I did not live to see my paternal grandparents. I do not know exactly where they were born, but I know for sure that they came from Byelorussia. When they reached mature age, they lived in Minsk.

Grandfather Morduch did not have a house, but a spacious comfortable apartment in the downtown area. Grandmother Sofia Kabakovà died at the age of 25-26 while having parturition of her younger daughter in 1900. Grandpa remained with 3 little kids.

My father was only four, the eldest Gersh was 6 and Sofia was a new-born. My grandfather's second wife was Feiga. She was called Feigale or Fanya at home. They did not have common children. Fanya raised my father and his siblings. My father, his brother and sister loved her very much, like their mother, but they called her auntie.

Grandfather Morduch Kabakov worked as an accountant for his rich relatives Kabakovs. There were two lines of Kabakovs in Minsk- one wealthy and another one, where my grandpa belonged to, was not very rich. The business of the Kabakovs my grandpa worked for was very prosperous. They even had their own synagogue. There were only 50-60 telephone subscribers, 20-30 out of which pertained to public institutions and one of them belonged to the rich family of Kabakovs. At that time it spoke for welfare.

Though, my grandfather, the accountant, was not a poor man either. All his children finished lyceum and obtained higher education in Warsaw and Saint Petersburg, which was rather problematic for the Jews of that time. My grandpa Morduch Kabakov died of heart stroke in 1916. Grandparents Kabakovs were buried in Jewish cemetery of Minsk. Their tombs were not preserved after Great Patriotic War.

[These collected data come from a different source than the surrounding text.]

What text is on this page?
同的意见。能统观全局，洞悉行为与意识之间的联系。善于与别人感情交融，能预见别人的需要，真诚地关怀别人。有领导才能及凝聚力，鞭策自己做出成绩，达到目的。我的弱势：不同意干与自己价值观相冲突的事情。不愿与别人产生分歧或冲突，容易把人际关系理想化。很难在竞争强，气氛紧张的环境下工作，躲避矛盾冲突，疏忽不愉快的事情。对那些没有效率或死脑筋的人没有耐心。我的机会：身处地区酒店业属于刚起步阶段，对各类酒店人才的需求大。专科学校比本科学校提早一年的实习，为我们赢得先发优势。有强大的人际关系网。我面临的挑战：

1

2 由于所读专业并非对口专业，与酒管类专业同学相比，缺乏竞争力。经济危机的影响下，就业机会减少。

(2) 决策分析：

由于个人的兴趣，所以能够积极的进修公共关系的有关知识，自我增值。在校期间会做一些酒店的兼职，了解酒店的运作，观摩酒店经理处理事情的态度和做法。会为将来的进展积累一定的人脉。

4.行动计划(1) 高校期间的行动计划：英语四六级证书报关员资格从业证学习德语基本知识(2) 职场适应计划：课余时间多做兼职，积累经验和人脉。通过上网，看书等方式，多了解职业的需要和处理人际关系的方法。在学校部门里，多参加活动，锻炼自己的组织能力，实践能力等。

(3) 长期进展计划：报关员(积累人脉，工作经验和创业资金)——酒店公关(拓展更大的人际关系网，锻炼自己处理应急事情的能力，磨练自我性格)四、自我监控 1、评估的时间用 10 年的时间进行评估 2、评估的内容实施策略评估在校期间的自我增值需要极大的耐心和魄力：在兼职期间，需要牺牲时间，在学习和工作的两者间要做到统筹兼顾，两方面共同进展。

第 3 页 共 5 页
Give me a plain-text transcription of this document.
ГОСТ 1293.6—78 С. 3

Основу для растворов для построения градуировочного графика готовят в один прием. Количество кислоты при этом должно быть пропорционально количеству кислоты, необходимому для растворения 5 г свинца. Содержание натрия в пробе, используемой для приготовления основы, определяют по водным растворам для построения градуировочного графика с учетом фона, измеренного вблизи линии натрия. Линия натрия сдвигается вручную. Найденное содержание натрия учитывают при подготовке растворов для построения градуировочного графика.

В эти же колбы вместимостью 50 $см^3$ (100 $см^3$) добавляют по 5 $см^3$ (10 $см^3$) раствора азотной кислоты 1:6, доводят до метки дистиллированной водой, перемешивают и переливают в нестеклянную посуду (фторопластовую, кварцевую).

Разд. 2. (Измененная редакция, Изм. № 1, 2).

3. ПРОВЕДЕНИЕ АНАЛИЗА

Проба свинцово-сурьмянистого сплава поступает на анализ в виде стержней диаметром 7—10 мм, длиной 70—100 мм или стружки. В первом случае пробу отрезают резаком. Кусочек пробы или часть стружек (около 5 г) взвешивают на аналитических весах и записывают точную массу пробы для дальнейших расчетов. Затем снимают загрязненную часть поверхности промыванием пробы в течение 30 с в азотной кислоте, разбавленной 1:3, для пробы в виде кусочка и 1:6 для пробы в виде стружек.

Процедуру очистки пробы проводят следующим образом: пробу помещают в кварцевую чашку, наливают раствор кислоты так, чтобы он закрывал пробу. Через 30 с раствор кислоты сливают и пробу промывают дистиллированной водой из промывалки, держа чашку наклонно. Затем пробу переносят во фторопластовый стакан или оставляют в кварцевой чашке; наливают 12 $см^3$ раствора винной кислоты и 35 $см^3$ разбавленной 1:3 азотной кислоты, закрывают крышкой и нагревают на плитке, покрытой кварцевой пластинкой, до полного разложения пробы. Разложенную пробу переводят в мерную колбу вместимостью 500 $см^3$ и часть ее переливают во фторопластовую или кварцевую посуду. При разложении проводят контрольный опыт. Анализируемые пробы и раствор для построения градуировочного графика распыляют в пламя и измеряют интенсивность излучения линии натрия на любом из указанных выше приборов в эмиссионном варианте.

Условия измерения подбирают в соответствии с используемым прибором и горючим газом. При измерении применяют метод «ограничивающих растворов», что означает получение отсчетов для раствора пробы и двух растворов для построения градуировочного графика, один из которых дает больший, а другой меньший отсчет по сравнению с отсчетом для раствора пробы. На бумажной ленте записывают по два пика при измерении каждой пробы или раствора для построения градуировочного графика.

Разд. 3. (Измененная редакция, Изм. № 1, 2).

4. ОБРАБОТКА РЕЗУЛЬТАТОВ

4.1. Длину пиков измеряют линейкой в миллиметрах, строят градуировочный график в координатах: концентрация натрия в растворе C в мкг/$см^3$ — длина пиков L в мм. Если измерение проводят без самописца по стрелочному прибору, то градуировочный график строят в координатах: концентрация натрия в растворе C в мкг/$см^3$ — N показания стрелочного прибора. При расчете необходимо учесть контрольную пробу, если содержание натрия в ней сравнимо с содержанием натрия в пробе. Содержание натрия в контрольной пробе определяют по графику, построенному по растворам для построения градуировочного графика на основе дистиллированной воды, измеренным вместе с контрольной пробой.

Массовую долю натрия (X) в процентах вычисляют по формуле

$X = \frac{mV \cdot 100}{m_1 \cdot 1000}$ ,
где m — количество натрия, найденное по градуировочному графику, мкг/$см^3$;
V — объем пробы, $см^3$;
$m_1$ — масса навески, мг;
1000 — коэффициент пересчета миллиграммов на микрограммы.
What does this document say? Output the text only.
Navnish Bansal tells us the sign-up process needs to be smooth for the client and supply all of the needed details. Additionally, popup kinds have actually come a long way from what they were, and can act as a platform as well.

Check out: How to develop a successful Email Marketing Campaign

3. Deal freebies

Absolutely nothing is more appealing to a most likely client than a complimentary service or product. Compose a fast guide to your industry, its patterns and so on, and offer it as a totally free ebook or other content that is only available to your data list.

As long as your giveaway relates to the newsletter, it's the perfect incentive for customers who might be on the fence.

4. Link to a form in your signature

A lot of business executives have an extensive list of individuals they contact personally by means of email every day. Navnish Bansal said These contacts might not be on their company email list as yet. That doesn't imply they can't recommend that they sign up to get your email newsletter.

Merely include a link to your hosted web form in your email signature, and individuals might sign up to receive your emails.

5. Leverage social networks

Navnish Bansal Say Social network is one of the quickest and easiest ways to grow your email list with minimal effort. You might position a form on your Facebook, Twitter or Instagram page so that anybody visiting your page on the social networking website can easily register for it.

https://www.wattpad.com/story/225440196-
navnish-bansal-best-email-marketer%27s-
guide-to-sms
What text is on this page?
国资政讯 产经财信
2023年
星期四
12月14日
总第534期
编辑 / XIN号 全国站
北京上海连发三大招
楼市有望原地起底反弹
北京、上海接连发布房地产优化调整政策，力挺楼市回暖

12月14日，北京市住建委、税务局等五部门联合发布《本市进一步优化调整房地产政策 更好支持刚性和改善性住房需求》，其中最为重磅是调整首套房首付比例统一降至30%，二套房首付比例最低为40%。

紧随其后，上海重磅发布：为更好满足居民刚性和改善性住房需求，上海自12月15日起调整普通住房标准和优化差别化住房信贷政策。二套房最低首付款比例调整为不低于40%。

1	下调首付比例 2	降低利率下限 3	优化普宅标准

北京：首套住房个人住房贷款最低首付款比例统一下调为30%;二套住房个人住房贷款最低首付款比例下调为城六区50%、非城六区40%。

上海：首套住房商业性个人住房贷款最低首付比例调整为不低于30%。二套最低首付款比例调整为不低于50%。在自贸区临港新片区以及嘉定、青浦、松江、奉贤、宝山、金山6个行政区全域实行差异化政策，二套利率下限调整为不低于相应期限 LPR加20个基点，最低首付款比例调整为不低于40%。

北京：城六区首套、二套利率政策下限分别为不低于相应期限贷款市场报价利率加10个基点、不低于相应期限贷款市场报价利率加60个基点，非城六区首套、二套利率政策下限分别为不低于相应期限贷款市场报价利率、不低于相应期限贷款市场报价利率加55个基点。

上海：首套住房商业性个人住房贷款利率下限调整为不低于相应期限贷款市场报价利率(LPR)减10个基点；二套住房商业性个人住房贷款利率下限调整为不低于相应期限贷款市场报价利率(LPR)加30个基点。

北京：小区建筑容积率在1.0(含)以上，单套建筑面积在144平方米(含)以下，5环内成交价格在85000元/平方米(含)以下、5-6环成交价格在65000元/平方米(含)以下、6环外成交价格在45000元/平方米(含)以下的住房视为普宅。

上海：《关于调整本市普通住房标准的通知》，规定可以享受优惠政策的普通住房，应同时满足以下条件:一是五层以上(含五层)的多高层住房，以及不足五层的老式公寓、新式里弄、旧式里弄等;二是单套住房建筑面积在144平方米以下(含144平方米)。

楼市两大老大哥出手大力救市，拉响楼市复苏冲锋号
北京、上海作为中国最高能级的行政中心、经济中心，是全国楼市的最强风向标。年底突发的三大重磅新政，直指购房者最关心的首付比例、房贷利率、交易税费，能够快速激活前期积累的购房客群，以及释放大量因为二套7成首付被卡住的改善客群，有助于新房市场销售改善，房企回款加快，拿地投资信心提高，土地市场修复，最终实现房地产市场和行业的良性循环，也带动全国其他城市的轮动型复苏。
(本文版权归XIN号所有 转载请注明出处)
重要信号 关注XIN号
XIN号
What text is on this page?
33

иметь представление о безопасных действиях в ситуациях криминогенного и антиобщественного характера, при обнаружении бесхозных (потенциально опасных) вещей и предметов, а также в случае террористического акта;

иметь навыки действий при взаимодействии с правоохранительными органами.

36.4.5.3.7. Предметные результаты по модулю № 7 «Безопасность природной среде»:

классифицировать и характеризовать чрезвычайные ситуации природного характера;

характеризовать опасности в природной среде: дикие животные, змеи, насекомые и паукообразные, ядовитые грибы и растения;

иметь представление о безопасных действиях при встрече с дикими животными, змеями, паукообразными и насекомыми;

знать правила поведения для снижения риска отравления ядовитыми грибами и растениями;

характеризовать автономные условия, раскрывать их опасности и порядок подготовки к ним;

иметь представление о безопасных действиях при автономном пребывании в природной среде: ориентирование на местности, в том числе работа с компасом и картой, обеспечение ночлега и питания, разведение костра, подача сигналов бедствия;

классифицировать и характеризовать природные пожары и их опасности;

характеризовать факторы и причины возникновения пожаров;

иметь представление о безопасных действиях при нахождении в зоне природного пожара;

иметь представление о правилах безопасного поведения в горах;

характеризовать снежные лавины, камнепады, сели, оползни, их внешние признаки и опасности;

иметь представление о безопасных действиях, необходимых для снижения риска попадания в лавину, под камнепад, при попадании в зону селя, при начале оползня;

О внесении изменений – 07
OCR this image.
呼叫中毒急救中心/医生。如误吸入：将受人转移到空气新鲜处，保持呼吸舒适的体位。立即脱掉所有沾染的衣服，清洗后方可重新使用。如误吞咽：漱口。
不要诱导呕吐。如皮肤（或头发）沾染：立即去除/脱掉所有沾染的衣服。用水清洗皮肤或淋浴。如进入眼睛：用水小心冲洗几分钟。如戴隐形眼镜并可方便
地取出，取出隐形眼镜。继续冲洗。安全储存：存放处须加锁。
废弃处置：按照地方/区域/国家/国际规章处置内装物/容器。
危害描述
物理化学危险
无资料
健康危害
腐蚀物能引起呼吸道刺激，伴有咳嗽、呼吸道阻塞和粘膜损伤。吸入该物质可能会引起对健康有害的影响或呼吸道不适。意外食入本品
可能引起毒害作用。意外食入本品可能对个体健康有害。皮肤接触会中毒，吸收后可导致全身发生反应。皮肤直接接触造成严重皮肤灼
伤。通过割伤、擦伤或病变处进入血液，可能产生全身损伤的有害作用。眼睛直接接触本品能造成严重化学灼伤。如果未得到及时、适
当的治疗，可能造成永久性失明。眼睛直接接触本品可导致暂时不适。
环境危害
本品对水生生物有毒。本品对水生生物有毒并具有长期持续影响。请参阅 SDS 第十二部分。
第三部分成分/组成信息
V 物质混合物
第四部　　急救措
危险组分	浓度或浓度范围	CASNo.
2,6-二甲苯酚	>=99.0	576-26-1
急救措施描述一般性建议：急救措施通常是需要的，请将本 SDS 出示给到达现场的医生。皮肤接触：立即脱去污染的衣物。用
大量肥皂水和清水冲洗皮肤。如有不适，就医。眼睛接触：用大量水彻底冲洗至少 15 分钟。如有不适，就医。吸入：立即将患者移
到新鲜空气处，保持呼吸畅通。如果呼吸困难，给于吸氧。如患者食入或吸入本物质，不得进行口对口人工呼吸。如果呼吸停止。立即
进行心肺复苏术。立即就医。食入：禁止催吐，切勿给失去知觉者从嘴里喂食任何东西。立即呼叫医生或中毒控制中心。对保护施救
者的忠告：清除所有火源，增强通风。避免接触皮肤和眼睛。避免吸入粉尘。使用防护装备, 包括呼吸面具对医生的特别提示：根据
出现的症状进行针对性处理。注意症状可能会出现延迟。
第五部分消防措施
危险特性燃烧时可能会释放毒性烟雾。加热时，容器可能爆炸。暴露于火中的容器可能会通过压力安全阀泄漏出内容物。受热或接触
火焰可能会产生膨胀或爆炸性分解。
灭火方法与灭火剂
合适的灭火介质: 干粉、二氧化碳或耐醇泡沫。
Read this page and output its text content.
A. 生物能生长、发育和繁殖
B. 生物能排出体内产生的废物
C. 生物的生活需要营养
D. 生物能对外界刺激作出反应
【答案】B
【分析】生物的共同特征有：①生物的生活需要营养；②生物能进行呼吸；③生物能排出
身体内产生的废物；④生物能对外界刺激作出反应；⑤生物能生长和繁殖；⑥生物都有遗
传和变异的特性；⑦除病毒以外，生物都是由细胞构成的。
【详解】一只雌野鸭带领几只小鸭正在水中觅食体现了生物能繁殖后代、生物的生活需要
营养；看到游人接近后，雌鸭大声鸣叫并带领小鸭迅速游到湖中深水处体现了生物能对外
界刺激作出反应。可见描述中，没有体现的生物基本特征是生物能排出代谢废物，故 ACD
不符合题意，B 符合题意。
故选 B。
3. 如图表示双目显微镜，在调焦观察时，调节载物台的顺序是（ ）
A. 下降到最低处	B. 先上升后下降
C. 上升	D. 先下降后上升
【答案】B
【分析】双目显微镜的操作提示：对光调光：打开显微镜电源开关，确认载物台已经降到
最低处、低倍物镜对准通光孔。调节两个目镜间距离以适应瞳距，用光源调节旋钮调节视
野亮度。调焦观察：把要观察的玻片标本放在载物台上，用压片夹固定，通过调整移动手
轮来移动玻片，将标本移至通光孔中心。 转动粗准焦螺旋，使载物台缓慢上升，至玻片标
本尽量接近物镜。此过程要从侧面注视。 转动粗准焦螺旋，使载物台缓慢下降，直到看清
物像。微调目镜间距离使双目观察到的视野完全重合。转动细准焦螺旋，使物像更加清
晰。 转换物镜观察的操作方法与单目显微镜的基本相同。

Grandpa Morduch Kabakov was very religious. He strictly observed all Jewish traditions. The solemn holiday of Yom-Kippur was the most revered by grandpa. On that day all Jews, including women went to the synagogue. They had stayed there all day long and fasted until the first evening star. If some of the children broke the fast, grandpa was infuriated and in father's words the violator got in the neck.

Father's elder brother Gersh Kabakov was born in 1892. He finished Realschule in Minsk. He studied in Poland in Warsaw University. Then he became timber engineer. He lived in Moscow and died in 1966. He was buried in Vostryakovskoye cemetery in Moscow. His son Matvey Kabakov is currently living in Moscow. He is an engineer like his father. Now he is a great expert in machine-building.